デブリーフィングに関して

2018年度に行われた2度の試験問題を見てみると、デブリーフィングがPTSD支援において否定的な影響があるという知見について繰り返し出題されています。
ただ全く効果がないものが一時的にとは言え、治療法として広まることはあり得ません。
デブリーフィングの価値もしっかりと押さえておくべきだと思います。

実際の出題形式では、デブリーフィングそのものについて出るというよりも、サイコロジカル・ファーストエイドの問題選択肢としてデブリーフィングが出てくることが多いようです。
2度の試験だけでもかなり出題されていますね。

もちろん、現在理解されているようにデブリーフィングを行うにあたっては注意が必要でしょう。
しかし、何も背景を知らないのに「デブリーフィングはダメだからやらない」「価値が無い」としてしまうのは浅薄な判断と言わざるを得ません。
しっかりとデブリーフィングが示された流れを理解することで、PTSD支援につながるアイディアが各人に生まれやすくなることと思います。

そもそもデブリーフィングとは被災地で支援にあたったアメリカの消防士が、(おそらくは)自分たちに対する支援の必要性を感じて作り上げたものです。
その消防士がわざわざ心理の大学院に入ってデブリーフィングを作ったという経緯から、元々は消防士、警察官、軍人等に対するPTSD予防の早期介入技法でした。
その後、一般の被災者にも適用できるものとして広く知られるようになり、阪神・淡路大震災を契機に日本にも紹介されました。

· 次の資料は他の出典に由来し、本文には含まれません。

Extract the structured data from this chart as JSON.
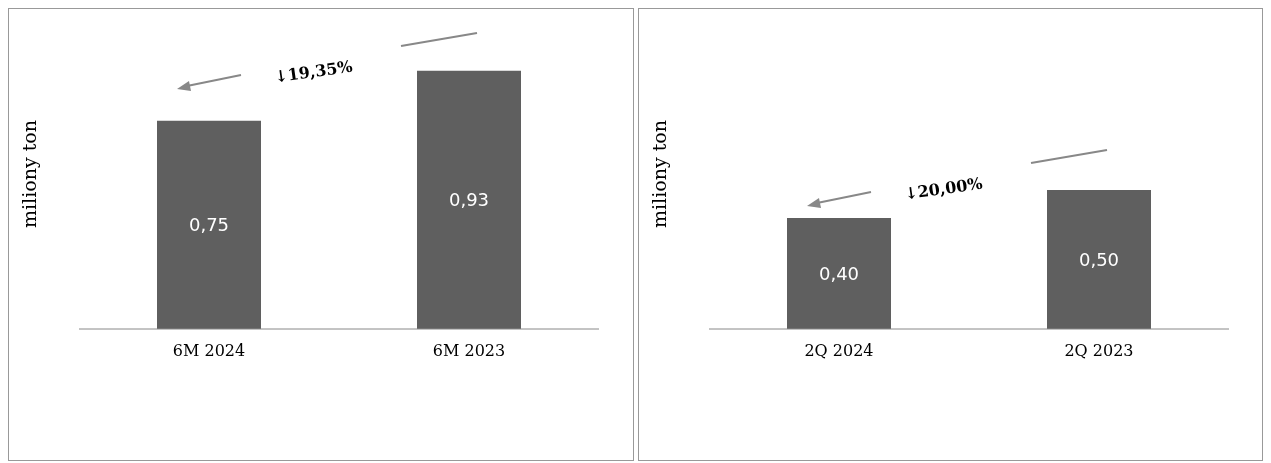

しかし21世紀に入った頃から、心理的デブリーフィングがPTSDの予防に有効ではない、あるいはかえって悪化させることがあるという研究が相次いで発表されるようになりました。

デブリーフィングの問題点の一つはタイミングです。
被災直後の安全が確保されていない時期に言語化すること、あるいは他の人の語りを耳にすることにより、トラウマ反応がかえって強化されてしまう可能性が指摘されています。

もう一つの問題点は回数についてです。
PTSDの発症には個人の歴史、その人をとりまく現在の環境が多大な影響を与えます。
だとすれば、1、2回の介入でそれらにアプローチするのは、まず不可能であろうということです。

ですが、ここで元々のデブリーフィングが、先述した特定の任務に従事する職能集団に対するものであるということを理解しておきたいところです。
こうした集団に対してのものが一般の被害者や被災者に対して援用されたため、多くの研究で示されたような問題点が出てきたと思われます。

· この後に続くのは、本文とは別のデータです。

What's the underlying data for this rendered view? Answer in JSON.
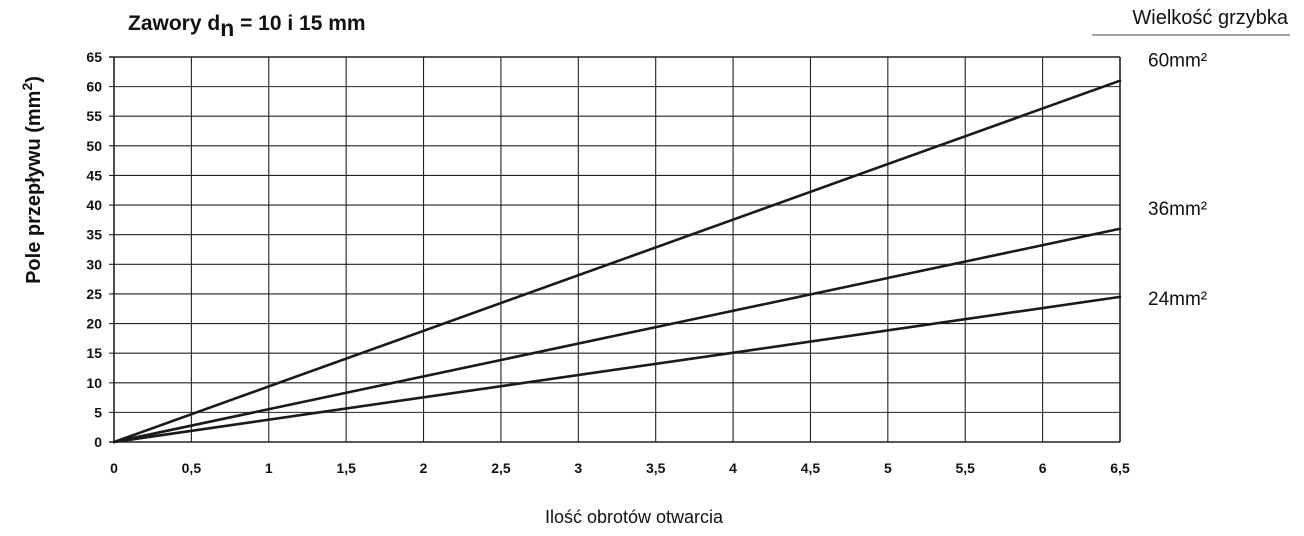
{
  "chart_data": {
    "type": "line",
    "title": {
      "prefix": "Zawory d",
      "subscript": "n",
      "suffix": " = 10 i 15 mm"
    },
    "ylabel": {
      "main": "Pole przepływu (mm",
      "sup": "2",
      "close": ")"
    },
    "xlabel": "Ilość obrotów otwarcia",
    "legend_title": "Wielkość grzybka",
    "x_ticks": [
      "0",
      "0,5",
      "1",
      "1,5",
      "2",
      "2,5",
      "3",
      "3,5",
      "4",
      "4,5",
      "5",
      "5,5",
      "6",
      "6,5"
    ],
    "y_ticks": [
      "0",
      "5",
      "10",
      "15",
      "20",
      "25",
      "30",
      "35",
      "40",
      "45",
      "50",
      "55",
      "60",
      "65"
    ],
    "xlim": [
      0,
      6.5
    ],
    "ylim": [
      0,
      65
    ],
    "grid": true,
    "series": [
      {
        "name": "60mm²",
        "x": [
          0,
          6.5
        ],
        "y": [
          0,
          61
        ]
      },
      {
        "name": "36mm²",
        "x": [
          0,
          6.5
        ],
        "y": [
          0,
          36
        ]
      },
      {
        "name": "24mm²",
        "x": [
          0,
          6.5
        ],
        "y": [
          0,
          24.5
        ]
      }
    ]
  }
}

中井久夫先生はデブリーフィングの価値として、区切りや締めくくりといった「終結(入門)儀式」として有効であるとしています。
アメリカの被災地では暴動が生じやすく、警察官等は暴動がおこったときは2日間は暴徒に略奪を自由にさせておき、3日目になって眠れなくなってクタクタになったところを一網打尽にするということです。
しかし、やはりそこでは残虐なことも起こり、そのまま暴徒の鎮圧に従事した人たちを家に帰したら、たとえばDVのもとになったりして家庭に害が及ぶ可能性があるということです。
そのため、デブリーフィングを行って帰すということになります。

詳しくはこちらをご参照ください。

これらを理解しておくことで、どういった人たち、どういったタイミングならばデブリーフィングが有効になる可能性が出てくるかを考えることができると思います。
支援は山登りと同じで、色んなルートがあります。
デブリーフィングはあまり登られないルートになるかもしれませんけど、やはり活用できる瞬間はあるのと思うのです。